On a regular basis I find myself perplexed by someone asserting that they have a ‘right’ to something. This is particularly the case when someone tells me that they have a right to privacy. What on earth do they mean?
I am not the first to ask this question and many different (and often conflicting) answers have been offered. A right to maintenance of confidentiality over personal data, the right to be left alone, etc. These are all potentially useful definitions of this particular right, but what appears to be missing – IMHO – is an acknowledgement that rights are constructed by society. Rights do not have an existence outside of a social context. Different human cultures define rights in different ways, drawing on religion, culture and environmental drivers to construct baseline statements or principles regarding the privileges of individuals and/or groups.
I find the right to privacy (however it is defined) particularly odd. Humans are social animals. We congregate in groups and erect complex cultures and social structures. Social interaction is based on the exposure and sharing of personal data. All of that personal data that many of us consider private (such as your birth date, favorite color, etc.) is known by many people, only some of which we know and can control through some sort of culture-based behavioral expectation. A lot of people tell me that the growth of IT has spurred the public outcry around privacy because IT makes personal information accessible to people and organizations that we do not personally know and with whom we do not share a cultural basis for management of behavior. The security analyst in me, translates this to “we used to have security through obscurity (difficulty of getting access to personal data), but now the obscurity has been removed.”
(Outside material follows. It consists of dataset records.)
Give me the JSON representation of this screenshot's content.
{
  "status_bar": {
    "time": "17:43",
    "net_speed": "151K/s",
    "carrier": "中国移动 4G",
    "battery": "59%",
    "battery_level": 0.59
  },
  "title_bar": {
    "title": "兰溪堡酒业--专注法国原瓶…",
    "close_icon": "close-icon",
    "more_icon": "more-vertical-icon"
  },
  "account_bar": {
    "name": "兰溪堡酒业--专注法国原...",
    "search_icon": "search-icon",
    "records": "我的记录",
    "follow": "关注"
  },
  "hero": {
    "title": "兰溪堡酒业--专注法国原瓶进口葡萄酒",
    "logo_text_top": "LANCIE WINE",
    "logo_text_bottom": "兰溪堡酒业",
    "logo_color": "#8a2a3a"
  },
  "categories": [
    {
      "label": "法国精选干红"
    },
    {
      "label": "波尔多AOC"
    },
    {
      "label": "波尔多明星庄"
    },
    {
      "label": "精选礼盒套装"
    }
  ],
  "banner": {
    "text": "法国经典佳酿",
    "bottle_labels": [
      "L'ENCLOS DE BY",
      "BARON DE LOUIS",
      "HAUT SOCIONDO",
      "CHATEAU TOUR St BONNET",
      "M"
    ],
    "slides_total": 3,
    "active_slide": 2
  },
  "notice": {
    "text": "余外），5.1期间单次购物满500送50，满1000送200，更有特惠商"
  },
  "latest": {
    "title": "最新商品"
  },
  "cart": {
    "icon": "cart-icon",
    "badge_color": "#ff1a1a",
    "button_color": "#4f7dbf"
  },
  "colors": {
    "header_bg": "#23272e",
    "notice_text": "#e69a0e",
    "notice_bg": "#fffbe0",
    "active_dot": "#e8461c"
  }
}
This makes sense to me. As the use case changes so must the controls we apply. If we are to enable innovation without engaging in undue privacy risks, we need to develop new security approaches to replace the obscurity that we once enjoyed. But let’s not kid ourselves. The right to privacy under discussion also is changing as people are alternately repulsed by and attracted to the power of new IT service delivery options.
Rights are fluid and dynamic. Their meanings change across time and cultures and (here’s the part that drives IT security investment) the policies and laws written to define and enforce these rights will experience continual change. The end result is that your privacy and data protection program can never rest.
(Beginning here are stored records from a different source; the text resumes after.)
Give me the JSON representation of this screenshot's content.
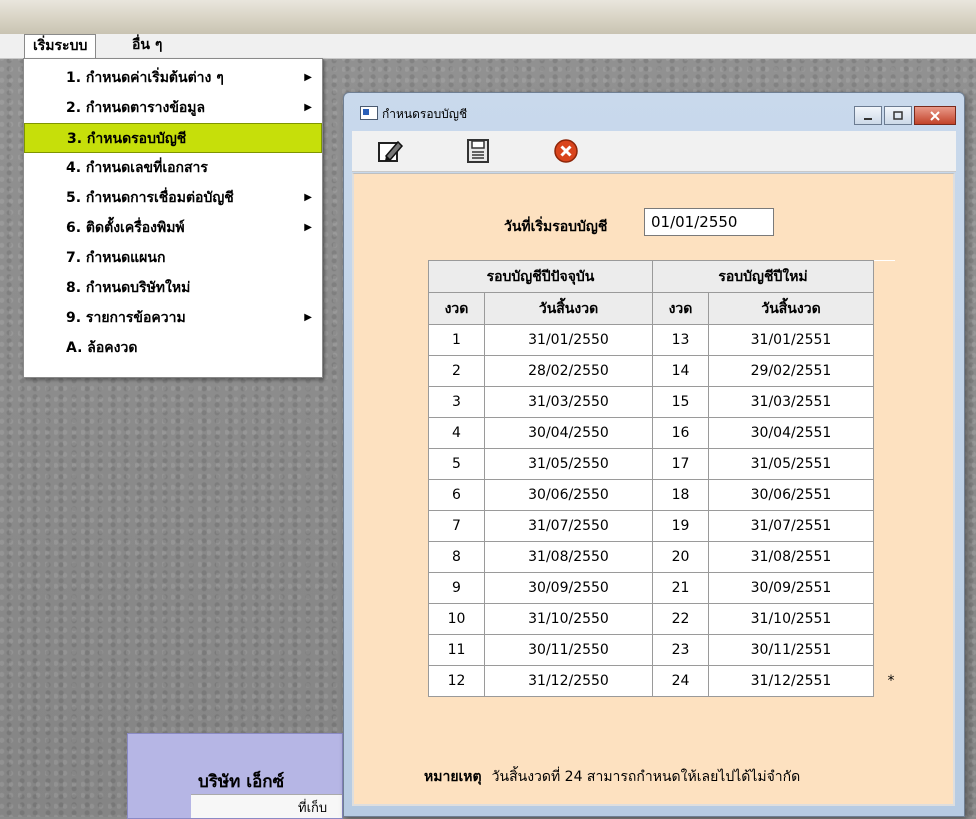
{
  "menubar": {
    "items": [
      "เริ่มระบบ",
      "อื่น ๆ"
    ]
  },
  "popup_menu": {
    "items": [
      {
        "label": "1. กำหนดค่าเริ่มต้นต่าง ๆ",
        "submenu": true,
        "selected": false
      },
      {
        "label": "2. กำหนดตารางข้อมูล",
        "submenu": true,
        "selected": false
      },
      {
        "label": "3. กำหนดรอบบัญชี",
        "submenu": false,
        "selected": true
      },
      {
        "label": "4. กำหนดเลขที่เอกสาร",
        "submenu": false,
        "selected": false
      },
      {
        "label": "5. กำหนดการเชื่อมต่อบัญชี",
        "submenu": true,
        "selected": false
      },
      {
        "label": "6. ติดตั้งเครื่องพิมพ์",
        "submenu": true,
        "selected": false
      },
      {
        "label": "7. กำหนดแผนก",
        "submenu": false,
        "selected": false
      },
      {
        "label": "8. กำหนดบริษัทใหม่",
        "submenu": false,
        "selected": false
      },
      {
        "label": "9. รายการข้อความ",
        "submenu": true,
        "selected": false
      },
      {
        "label": "A. ล้อคงวด",
        "submenu": false,
        "selected": false
      }
    ],
    "selected_color": "#c6df0a"
  },
  "window": {
    "title": "กำหนดรอบบัญชี",
    "toolbar": {
      "edit_icon": "edit-pencil-icon",
      "save_icon": "floppy-save-icon",
      "close_icon": "red-close-icon"
    },
    "start_label": "วันที่เริ่มรอบบัญชี",
    "start_value": "01/01/2550",
    "table": {
      "group_current": "รอบบัญชีปีปัจจุบัน",
      "group_next": "รอบบัญชีปีใหม่",
      "col_period": "งวด",
      "col_enddate": "วันสิ้นงวด",
      "rows": [
        {
          "p1": "1",
          "d1": "31/01/2550",
          "p2": "13",
          "d2": "31/01/2551"
        },
        {
          "p1": "2",
          "d1": "28/02/2550",
          "p2": "14",
          "d2": "29/02/2551"
        },
        {
          "p1": "3",
          "d1": "31/03/2550",
          "p2": "15",
          "d2": "31/03/2551"
        },
        {
          "p1": "4",
          "d1": "30/04/2550",
          "p2": "16",
          "d2": "30/04/2551"
        },
        {
          "p1": "5",
          "d1": "31/05/2550",
          "p2": "17",
          "d2": "31/05/2551"
        },
        {
          "p1": "6",
          "d1": "30/06/2550",
          "p2": "18",
          "d2": "30/06/2551"
        },
        {
          "p1": "7",
          "d1": "31/07/2550",
          "p2": "19",
          "d2": "31/07/2551"
        },
        {
          "p1": "8",
          "d1": "31/08/2550",
          "p2": "20",
          "d2": "31/08/2551"
        },
        {
          "p1": "9",
          "d1": "30/09/2550",
          "p2": "21",
          "d2": "30/09/2551"
        },
        {
          "p1": "10",
          "d1": "31/10/2550",
          "p2": "22",
          "d2": "31/10/2551"
        },
        {
          "p1": "11",
          "d1": "30/11/2550",
          "p2": "23",
          "d2": "30/11/2551"
        },
        {
          "p1": "12",
          "d1": "31/12/2550",
          "p2": "24",
          "d2": "31/12/2551",
          "mark": "*"
        }
      ]
    },
    "note_label": "หมายเหตุ",
    "note_text": "วันสิ้นงวดที่ 24 สามารถกำหนดให้เลยไปได้ไม่จำกัด",
    "client_bg": "#fde1c0"
  },
  "background_panel": {
    "company_name": "บริษัท เอ็กซ์",
    "address_label": "ที่เก็บ"
  }
}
Category: Uncategorized Tags: privacy, security

Andrew Walls




































































































3 responses so far ↓
1 A Right to Privacy? Really? http://blogs.gartner.com/andrew-walls/a-right-to-privacy-really/ « oracleidentitymanagement May 7, 2012 at 10:51 pm
[...] Right to Privacy? Really? http://blogs.gartner.com/andrew-walls/a-right-to-privacy-really/ https://plus.google.com/113340044616880088383/posts/8ydGPieUzXb http://bit.ly/OracleIdM Share [...]
2 shreyas dutta May 8, 2012 at 12:17 am
i think privacy is the sole responsibility of an individual and no one else. different people have different definitions of privacy and similarly privacy in these days has dual standards; one in the real world and one in the virtual world.
3 Jude May 8, 2012 at 3:08 pm
“Rights are fluid and dynamic” – Well said, Andrew. IMHO, Human beings are highly dynamic and adaptable creatures, hence constant change is the norm. No point in trying to use IT systems to ossify something that is intrinsically fluid.